Language Families, Branches, and Groups

  • Language Families: Related languages derived from an earlier common language.
  • Language Branch: Languages derived from a common family, but split into individual languages.
  • Language Group: Several languages sharing a recent common origin.

Origin of Indo-European Languages

  • Germanic, Romance, Balto-Slavic, and Indo-Iranian languages stemmed from Proto-Indo-European.
    • Nomadic Warrior Theory: Kurgans (nomadic pastoralists and warriors) spread the Proto-Indo-European language through migration.
    • Sedentary Farmer Theory: Proto-Indo-European speakers in Eastern Turkey spread language and agricultural practices.

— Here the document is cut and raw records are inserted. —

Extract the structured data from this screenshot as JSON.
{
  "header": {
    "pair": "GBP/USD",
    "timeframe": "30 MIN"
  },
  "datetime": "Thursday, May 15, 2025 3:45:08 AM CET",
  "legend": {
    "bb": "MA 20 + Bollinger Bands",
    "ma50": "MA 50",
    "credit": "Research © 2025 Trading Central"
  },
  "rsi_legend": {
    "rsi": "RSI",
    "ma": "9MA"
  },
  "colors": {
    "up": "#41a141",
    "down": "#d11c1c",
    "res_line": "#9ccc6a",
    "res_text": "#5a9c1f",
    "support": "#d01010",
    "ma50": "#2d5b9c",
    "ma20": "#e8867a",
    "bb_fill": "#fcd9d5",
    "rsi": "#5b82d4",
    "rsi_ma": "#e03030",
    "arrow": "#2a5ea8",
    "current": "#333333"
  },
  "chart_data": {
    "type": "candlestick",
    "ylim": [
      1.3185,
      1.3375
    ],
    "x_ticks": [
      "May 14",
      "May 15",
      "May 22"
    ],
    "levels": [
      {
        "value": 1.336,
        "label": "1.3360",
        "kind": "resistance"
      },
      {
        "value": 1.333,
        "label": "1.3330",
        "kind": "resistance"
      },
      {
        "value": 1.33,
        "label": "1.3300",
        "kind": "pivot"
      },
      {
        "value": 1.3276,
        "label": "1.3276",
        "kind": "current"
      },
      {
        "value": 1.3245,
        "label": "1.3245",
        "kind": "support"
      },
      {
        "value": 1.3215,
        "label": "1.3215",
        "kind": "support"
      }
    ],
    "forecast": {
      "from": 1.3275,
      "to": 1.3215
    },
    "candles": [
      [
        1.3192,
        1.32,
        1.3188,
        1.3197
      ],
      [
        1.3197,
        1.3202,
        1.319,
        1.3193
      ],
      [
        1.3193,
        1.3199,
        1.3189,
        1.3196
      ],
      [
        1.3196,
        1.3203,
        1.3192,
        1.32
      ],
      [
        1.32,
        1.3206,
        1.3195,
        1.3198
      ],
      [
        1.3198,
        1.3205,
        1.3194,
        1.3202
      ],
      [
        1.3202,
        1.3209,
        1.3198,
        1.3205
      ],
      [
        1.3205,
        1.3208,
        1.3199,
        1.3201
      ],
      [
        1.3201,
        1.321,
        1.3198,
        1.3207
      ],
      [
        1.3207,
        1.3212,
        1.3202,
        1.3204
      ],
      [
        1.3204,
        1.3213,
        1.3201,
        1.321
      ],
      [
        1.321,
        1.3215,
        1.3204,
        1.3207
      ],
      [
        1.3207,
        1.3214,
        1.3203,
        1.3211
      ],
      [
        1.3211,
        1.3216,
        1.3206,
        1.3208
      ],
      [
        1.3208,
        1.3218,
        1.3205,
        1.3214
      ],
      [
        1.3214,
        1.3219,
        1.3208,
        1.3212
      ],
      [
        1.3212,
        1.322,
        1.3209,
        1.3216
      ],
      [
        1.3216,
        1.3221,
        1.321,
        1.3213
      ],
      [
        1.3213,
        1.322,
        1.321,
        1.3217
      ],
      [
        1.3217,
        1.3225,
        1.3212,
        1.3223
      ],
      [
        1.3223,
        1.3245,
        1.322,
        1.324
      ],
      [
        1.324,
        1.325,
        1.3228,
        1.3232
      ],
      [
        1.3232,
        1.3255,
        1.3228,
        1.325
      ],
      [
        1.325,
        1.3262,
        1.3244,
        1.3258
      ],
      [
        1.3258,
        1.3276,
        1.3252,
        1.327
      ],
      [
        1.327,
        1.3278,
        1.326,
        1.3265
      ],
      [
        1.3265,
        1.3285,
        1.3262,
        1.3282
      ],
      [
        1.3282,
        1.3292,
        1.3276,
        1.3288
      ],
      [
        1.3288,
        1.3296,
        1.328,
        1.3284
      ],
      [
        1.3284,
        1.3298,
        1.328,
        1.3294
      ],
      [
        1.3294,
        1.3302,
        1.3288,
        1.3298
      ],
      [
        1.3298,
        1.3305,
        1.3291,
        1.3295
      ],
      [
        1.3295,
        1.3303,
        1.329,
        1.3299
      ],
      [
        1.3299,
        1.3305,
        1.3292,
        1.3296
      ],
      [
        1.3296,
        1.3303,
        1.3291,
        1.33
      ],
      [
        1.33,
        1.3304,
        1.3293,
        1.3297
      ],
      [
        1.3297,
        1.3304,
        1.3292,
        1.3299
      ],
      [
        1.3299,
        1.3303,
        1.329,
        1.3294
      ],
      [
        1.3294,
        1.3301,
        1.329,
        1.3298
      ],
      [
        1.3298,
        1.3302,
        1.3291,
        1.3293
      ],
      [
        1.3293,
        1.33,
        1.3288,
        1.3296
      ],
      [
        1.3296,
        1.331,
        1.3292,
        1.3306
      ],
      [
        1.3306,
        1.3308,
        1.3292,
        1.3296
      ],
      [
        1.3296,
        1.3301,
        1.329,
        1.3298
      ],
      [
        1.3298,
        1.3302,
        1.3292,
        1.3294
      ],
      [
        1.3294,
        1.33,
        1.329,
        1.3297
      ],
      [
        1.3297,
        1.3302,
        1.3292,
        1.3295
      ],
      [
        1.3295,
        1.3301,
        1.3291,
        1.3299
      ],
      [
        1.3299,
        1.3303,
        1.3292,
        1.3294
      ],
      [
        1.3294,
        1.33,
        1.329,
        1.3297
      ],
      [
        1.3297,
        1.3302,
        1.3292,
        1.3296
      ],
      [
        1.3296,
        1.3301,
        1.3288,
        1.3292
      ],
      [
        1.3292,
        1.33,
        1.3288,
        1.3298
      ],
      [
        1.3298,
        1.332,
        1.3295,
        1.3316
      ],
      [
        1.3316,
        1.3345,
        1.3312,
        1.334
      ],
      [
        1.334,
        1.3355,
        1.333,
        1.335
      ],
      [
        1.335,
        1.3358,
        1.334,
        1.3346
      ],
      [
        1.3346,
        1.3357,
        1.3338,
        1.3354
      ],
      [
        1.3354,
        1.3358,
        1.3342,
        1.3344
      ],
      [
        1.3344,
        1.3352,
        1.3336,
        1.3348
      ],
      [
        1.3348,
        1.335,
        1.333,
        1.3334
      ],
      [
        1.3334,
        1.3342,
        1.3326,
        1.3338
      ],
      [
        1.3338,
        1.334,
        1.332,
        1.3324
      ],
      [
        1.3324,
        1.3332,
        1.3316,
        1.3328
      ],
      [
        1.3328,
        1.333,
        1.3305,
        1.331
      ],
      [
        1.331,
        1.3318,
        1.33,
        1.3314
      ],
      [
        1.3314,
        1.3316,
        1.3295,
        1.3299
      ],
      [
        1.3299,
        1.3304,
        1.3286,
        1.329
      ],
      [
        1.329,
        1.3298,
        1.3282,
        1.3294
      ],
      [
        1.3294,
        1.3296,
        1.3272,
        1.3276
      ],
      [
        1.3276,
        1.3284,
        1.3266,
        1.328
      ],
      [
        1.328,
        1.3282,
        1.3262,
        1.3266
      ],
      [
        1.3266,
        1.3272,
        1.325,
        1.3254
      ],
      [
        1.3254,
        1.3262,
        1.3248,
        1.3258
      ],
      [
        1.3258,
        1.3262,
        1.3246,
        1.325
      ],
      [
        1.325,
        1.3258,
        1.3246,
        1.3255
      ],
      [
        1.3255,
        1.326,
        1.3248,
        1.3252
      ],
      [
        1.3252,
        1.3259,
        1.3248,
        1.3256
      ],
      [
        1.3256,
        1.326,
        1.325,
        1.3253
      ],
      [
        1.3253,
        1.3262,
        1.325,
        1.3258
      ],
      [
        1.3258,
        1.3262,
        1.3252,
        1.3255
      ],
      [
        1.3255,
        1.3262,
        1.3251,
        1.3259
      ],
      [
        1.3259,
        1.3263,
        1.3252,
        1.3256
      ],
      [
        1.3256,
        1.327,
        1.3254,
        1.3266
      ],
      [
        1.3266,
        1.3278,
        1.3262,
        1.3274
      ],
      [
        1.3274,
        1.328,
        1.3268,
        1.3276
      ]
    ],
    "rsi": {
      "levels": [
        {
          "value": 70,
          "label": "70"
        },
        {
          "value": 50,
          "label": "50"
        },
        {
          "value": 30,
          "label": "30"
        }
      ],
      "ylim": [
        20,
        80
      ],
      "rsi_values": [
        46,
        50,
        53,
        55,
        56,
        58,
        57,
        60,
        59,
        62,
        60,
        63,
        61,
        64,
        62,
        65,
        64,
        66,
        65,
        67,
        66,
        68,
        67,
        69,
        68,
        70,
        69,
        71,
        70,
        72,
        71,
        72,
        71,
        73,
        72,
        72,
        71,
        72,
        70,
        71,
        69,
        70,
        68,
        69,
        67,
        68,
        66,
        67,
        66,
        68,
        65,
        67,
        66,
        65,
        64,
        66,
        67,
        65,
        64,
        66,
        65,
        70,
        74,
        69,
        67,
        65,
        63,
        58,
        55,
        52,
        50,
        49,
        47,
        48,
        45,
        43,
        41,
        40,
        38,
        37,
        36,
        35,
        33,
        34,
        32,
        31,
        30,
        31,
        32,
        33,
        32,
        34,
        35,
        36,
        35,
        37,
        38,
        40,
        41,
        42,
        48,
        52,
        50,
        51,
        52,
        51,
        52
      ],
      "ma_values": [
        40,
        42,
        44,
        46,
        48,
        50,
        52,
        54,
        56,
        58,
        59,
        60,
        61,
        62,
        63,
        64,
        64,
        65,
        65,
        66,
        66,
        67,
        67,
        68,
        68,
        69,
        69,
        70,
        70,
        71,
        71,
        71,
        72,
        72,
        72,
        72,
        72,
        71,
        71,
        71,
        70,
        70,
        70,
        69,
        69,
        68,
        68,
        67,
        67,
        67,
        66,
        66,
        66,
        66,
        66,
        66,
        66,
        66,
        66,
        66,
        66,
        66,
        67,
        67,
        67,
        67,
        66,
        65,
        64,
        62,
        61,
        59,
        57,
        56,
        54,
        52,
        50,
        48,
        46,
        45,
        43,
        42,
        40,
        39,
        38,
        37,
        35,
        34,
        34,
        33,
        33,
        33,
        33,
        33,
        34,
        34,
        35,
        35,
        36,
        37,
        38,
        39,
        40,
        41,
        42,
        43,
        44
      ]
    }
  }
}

Diffusion of Indo-European Languages

  • Most spoken language family.
    • 3. 5 BILLION people speak an Indo-European language.
  • Four Main Branches: Germanic, Romance, Indo-Iranian, Balto-Slavic.

Origin of English

  • Evolved from language spoken by Germanic tribes.
  • Viking invasion from Norway.
  • Norman (French) invasion.

Diffusion of English

  • British colonialism.
  • English is the official language in many former British colonies.

Diffusion of Language - Toponyms

  • Toponyms: Place names.
    • Migration.
    • Changes in power and influence.
    • Colonial renaming of local places.
    • Post-colonial independence.
    • Indigenous People.
    • Religion.

Two Main Types of Religion

  • Universalizing Religions:
    • Faiths that claim applicability to all humans.
    • Open to anyone willing to commit.
    • Individual Founder.
    • Relatively recent origin.
    • Holidays based on events in founder’s life.
    • Christianity, Islam, Sikhism, and Buddhism.
  • Ethnic Religions:
    • Strong territorial and cultural group identification.
    • Do not proselytize.
    • Adherents tend to be spatially concentrated.
    • No known founder.
    • Holidays based on local climate and agricultural practice.
    • Shinto, Hinduism, Taoism, and Judaism.

Diffusion of Universalizing Religions

  • Christianity:
    • Hearth: Middle East.
    • Missionaries diffused the religion worldwide (Relocation and Expansion Diffusion)
  • Islam:
    • Hearth: Middle East.
    • Relocation and Expansion Diffusion.
  • Buddhism:
    • Hearth is in South Asia.
    • Relocation and Expansion Diffusion.
  • Sikhism:
    • Hearth: Punjab in Northern India.
    • Relocation and Expansion Diffusion.

Diffusion of Ethnic Religions

  • Judaism:
    • Hearth: Middle East.
    • Relocation Diffusion due to persecution.
    • Jews clustered in the USA and Israel today.
  • Hinduism:
    • Hearth: South Asia.
    • Hindus are clustered in India.

Effects of the Diffusion of Culture

  • Diffusion causes changes to the cultural landscape.
    • Acculturation: Adopting practices of a larger group while maintaining elements of own culture.
    • Assimilation: Total loss of culture due to contact with a more dominant culture.
    • Syncretism: Mixing of religion and cultures to create unique rituals, artwork, and beliefs.
    • Multiculturalism: Coexistence of several cultures in one society.